"This Prince Alexander: he used to defeat but was never defeated“ - Alexander Nevsky and the Battle of the Neva in 1240
1240 near present-day St Petersburg, Alexander Yaroslavich, then the young Prince of Novgorod, defeated a Swedish army in the Battle of the Neva, earning himself the nickname Alexander Nevsky.
“He was taller than others and his voice reached the people as a trumpet, and his face was like the face of Joseph, whom the Egyptian Pharaoh placed as next to the king after him of Egypt. His power was a part of the power of Samson and God gave him the wisdom of Solomon ... this Prince Alexander: he used to defeat but was never defeated“ (The Second Pskovian Chronicle)
Legend has it that Slavic and Finnish tribes, tired of fighting each other, called a Norman lord from over the sea. He as a foreigner, equally foreign to every local tribe, might bring about peace. The year was 862 and the Norman’s name was Rjurik. His son Igor conquered Kiev and united almost all East Slavic tribes under his rule and their successors, the Rurikids, lorded it over a region between Lviv and Nishni Novgorod and from the Dnepr north to Lake Ladoga and Onega, became Christian in 980 with all of the Rus, as the people were now known, and grew rich on trade with Constantinople and the Baltics. Everything changed though when the Mongols came. Kiev fell in 1240 and what remained of the lands of the Kievan Rus’ became Polish and Lithuanian possessions or small city-state principalities, tributary to the Golden Horde – with one notable exception, Vladimir-Suzdal. They became Mongolian subjects as well, but one of their Rurikid rulers would make history and set the course for the development of future Russia: Alexander Yaroslavich Nevsky.

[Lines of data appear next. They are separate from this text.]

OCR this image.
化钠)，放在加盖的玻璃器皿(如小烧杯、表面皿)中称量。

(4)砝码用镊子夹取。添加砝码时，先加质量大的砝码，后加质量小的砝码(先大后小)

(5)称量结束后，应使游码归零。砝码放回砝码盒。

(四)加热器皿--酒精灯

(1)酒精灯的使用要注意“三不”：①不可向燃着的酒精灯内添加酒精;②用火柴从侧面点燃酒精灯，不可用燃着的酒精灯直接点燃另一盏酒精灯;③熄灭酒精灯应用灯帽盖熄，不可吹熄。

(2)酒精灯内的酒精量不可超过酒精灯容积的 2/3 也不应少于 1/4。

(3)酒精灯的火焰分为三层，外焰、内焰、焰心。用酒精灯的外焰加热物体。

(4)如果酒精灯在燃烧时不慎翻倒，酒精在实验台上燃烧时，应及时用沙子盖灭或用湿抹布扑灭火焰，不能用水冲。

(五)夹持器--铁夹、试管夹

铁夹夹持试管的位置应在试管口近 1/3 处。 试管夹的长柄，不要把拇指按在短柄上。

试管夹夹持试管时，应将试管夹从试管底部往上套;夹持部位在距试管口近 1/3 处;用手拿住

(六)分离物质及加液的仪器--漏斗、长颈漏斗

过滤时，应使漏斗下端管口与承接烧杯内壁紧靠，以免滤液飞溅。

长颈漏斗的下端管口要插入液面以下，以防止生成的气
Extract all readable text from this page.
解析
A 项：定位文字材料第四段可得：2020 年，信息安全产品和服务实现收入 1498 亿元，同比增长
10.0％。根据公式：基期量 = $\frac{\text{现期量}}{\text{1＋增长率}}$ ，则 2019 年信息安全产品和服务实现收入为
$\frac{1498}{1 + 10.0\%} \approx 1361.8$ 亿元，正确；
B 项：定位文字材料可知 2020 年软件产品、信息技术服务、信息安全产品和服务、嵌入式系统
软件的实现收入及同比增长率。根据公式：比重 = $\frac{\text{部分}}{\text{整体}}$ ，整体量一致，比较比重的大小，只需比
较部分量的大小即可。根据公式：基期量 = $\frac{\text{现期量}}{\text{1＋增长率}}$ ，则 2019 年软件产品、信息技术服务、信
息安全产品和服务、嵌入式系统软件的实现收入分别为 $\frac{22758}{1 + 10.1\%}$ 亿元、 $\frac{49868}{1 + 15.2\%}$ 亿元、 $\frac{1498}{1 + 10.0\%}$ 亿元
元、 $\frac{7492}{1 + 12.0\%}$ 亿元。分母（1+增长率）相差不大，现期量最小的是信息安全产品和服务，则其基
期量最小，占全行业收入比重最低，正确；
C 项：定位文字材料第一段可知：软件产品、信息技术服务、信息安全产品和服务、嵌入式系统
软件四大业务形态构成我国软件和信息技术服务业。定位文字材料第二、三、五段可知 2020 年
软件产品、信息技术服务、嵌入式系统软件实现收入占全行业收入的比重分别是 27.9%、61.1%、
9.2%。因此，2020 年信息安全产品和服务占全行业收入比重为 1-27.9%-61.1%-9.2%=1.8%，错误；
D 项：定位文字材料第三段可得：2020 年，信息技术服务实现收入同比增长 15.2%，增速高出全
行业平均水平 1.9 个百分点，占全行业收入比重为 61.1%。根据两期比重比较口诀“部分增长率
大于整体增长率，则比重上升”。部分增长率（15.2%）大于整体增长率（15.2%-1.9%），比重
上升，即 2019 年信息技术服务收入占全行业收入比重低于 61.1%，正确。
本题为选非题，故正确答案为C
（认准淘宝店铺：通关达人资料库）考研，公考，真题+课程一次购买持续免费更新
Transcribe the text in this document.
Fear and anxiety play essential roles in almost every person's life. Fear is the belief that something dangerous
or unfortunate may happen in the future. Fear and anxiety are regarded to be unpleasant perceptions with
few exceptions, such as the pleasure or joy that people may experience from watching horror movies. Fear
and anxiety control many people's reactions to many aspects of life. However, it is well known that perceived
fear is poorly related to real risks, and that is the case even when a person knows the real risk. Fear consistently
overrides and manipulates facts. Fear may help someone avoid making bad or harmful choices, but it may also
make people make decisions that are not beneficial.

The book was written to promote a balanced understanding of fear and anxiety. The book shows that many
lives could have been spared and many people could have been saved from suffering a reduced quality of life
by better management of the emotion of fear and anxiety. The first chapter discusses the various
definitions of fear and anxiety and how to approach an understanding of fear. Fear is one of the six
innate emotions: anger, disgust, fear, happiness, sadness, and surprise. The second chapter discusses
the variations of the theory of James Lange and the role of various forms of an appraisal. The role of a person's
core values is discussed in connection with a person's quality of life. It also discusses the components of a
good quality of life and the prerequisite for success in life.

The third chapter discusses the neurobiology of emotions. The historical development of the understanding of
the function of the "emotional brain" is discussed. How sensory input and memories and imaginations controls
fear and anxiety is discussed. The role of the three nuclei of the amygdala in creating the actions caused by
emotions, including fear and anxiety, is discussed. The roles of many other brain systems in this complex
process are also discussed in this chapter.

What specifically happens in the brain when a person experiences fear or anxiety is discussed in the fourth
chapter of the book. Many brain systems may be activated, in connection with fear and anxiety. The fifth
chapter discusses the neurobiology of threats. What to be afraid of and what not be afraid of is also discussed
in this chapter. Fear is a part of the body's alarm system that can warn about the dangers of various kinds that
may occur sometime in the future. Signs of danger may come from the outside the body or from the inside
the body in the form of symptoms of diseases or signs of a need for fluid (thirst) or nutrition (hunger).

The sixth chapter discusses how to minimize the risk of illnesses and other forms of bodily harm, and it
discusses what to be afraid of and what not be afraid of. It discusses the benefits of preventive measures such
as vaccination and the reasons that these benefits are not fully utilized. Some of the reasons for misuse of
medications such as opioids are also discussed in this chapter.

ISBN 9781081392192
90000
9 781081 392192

|Nicholas Roerich’s imagination of the Rurikid’s arrival: “Guests from Overseas“ 1901|
An echo of the Viking raids of old, disguised as “Northern Crusades”, resounded through Northeastern Europe during the life and times of the scions of the Rurikids and the Rus as well. Targeted were the pagan Slavic and Finnish tribes along the Eastern coast of the Baltics and their hinterland, but the orthodox successors of the Kievan Rus came second. Allegedly, Birger Jarl himself, founder of Stockholm and man behind the throne of the Kingdom of Sweden, led a foray up the river Neva, 120 miles north of Novgorod. Alexander Yaroslavich had become knyaz, prince, of the place in 1236 with Mongol approval and moved his army of burghers and his own druzhina, his personal retinue of professional warriors, to intercept the Swedish invasion of his homelands. The Novgorodians surprised Birger Jarl and his men in dense fog in their camp in a place along the river where today St Petersburg’s outskirts are. And according to the old chronicles, Alexander Yaroslavich met Birger Jarl in single combat, knocked out his eye, won the Battle of the Neva and earned himself the nom de guerre “Nevsky” (of the Neva) and ended the Swedish–Novgorodian Wars for generations. Or so the story goes.
|Nicholas Roerich: “Alexander Nevski”, 1942|
Sweden’s conflict with Russia dragged on well into the 18th century though and interestingly enough, Swedish sources do not mention an invasion along the Neva in 1240 nor the battle itself and Alexander Nevsky’s main opponent certainly were the Teutonic Knights and not Swedish raiders. The existing Russian sources call the leader of the Swedes Spiridon and mention that he was killed in the battle, along with other leaders and a bishop. Since “Spiridon” does not sound Swedish at all and no person could be found who might have lead the Swedes in the 1240s other than Birger Jarl who conquered Finland eight years after the date of the Battle of Neva, tradition has it that he was the one who face disaster at the Neva. And when his grave at Varnhem Abbey in Västergötland was opened in 2002 a large wound was clearly perceivable on his cranium. Whether Birger Jarl had received the blow at the Neva or somewhere else in one of the many battles he had fought, is not clear of course. And whether or not Alexander Yaroslavich defeated a Swedish army at the Neva – he was not called “Nevsky” in the various chronicles until very much later – or not, his other achievements outshine the one battle anyway and he was revered as a saint soon after his death in 1263 by his people.